ReaConverter 7 Standard is a large app made up of open source & free apps & code libraries -- IOW they took a bunch of separate apps & tied them together, at least partly using the Python programming language. I'm Not saying that's bad -- Format Factory for instance does the same thing & seems very popular -- but it does make for a large, sometimes less efficient solution. Whether it's worth the convenience of having everything bundled together is of course up to you.

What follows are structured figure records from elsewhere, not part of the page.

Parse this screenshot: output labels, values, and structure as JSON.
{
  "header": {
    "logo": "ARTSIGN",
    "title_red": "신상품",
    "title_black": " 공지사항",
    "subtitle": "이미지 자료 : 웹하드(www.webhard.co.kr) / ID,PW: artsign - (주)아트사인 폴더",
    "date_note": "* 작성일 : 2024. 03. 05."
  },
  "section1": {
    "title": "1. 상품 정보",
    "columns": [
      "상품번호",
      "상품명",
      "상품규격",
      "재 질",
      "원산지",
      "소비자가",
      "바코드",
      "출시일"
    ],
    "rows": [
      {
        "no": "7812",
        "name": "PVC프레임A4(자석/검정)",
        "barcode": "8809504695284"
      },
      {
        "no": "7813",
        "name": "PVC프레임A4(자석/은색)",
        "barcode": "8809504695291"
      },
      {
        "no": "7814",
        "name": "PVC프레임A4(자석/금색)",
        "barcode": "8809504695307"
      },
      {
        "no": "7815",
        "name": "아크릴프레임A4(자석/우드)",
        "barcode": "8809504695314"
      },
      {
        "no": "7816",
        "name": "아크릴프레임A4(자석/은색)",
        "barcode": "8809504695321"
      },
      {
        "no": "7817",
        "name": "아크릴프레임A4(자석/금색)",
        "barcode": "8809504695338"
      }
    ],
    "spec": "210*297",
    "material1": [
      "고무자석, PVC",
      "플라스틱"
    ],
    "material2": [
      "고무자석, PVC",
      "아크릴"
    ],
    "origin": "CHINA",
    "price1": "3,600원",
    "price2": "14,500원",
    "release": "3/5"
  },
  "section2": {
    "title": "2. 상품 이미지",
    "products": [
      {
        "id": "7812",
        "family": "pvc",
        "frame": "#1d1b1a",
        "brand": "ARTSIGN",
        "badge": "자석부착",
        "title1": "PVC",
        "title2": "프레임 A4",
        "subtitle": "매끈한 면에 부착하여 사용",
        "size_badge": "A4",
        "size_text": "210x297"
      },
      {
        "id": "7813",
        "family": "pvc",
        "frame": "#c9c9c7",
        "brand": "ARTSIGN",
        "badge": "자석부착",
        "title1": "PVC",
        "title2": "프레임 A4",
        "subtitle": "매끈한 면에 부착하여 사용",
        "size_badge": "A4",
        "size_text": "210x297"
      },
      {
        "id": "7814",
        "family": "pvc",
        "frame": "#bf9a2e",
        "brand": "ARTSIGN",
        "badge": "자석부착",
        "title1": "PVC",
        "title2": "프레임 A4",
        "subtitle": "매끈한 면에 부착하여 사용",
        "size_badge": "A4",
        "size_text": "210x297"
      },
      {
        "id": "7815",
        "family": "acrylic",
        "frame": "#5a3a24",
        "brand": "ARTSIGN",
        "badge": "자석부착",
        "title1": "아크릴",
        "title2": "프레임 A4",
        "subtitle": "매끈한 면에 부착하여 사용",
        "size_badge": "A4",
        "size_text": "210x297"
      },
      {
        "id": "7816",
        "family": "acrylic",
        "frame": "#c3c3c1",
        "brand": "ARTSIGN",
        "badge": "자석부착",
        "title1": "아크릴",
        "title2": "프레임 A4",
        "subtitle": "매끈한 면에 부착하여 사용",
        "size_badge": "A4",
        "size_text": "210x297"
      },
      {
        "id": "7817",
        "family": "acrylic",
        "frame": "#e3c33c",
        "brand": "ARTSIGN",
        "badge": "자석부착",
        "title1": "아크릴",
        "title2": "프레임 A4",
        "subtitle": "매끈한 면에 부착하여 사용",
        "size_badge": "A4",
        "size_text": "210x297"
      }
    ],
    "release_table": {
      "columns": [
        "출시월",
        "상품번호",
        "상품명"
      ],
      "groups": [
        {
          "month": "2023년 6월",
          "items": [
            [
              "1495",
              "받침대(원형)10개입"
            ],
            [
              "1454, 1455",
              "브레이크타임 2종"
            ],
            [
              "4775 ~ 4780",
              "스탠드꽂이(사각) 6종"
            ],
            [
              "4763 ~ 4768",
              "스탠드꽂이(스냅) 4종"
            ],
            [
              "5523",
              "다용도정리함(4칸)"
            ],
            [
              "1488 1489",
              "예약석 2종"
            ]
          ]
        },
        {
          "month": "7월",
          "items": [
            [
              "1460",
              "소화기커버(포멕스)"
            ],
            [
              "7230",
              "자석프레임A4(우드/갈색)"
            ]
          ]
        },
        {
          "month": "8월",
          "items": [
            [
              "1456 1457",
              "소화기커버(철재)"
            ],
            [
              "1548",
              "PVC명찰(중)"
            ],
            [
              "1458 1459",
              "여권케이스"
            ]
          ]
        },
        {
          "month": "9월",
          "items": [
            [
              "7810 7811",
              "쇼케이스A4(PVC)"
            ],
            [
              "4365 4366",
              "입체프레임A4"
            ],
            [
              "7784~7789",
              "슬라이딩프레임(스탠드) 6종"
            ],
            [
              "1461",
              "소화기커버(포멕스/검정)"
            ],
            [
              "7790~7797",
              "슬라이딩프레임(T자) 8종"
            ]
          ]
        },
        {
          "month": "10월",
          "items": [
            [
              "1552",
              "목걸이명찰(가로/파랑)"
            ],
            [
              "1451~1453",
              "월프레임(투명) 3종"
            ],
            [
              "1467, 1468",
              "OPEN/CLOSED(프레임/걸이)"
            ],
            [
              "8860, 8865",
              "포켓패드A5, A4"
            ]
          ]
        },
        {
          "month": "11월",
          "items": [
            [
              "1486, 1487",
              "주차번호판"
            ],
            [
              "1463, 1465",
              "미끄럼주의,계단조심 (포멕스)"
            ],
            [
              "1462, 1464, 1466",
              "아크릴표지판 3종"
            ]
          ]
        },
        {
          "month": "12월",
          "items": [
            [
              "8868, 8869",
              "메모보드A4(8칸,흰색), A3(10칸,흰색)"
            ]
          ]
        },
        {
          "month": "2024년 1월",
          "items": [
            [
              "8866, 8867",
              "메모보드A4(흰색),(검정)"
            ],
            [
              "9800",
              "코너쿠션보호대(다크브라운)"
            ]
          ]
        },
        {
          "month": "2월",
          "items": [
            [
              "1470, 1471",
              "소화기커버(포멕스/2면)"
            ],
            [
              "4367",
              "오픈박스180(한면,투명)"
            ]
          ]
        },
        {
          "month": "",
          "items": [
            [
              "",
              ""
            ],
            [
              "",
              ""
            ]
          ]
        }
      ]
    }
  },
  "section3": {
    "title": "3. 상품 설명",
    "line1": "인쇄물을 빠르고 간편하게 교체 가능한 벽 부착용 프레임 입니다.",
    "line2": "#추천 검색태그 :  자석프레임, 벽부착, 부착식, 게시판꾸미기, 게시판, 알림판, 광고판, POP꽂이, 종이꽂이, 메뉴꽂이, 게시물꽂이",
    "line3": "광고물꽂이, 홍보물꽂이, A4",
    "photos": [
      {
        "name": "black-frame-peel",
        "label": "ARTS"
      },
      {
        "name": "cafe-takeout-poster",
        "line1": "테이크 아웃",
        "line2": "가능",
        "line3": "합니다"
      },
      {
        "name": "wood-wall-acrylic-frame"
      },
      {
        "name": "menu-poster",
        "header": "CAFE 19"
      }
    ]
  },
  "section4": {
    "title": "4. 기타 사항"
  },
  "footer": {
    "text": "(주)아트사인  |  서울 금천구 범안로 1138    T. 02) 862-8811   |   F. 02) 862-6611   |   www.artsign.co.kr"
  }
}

Do note that some of the code used is not up to date, e.g. one of the constituent apps has since been patched for security problems, while .ocx files themselves aren't really current.
The Basics:
The installation performed the following activity:
2333 files added
58 files deleted
21 files updated
214422 registry entries added
204 registry entries deleted
22 registry entries updated
Installed 8/10/2019 1:30:46 PM
The program's folder holds 1930 files 112 folders taking up 598 MB. The OCR portion, along with some stuff from the included Microsoft C/C++ runtimes is stuck in the ProgramData folder [& copied to Users\All Users\], C:\Users\ [UserName]\ AppData\ Roaming\ ReaConverter7\ get configuration files, Program Files\Common Files\ gets some of the older C/C++ runtimes, while 3 versions of those runtime files are added to C:\Windows\System32. Most of the registry entries are for practical purposes irrelevant -- they involve the poorly documented Component registry hive -- but you still get quite a few because of those C/C++ runtimes, a few .ocx file entries, and more importantly, a folder monitoring service that's part of the app.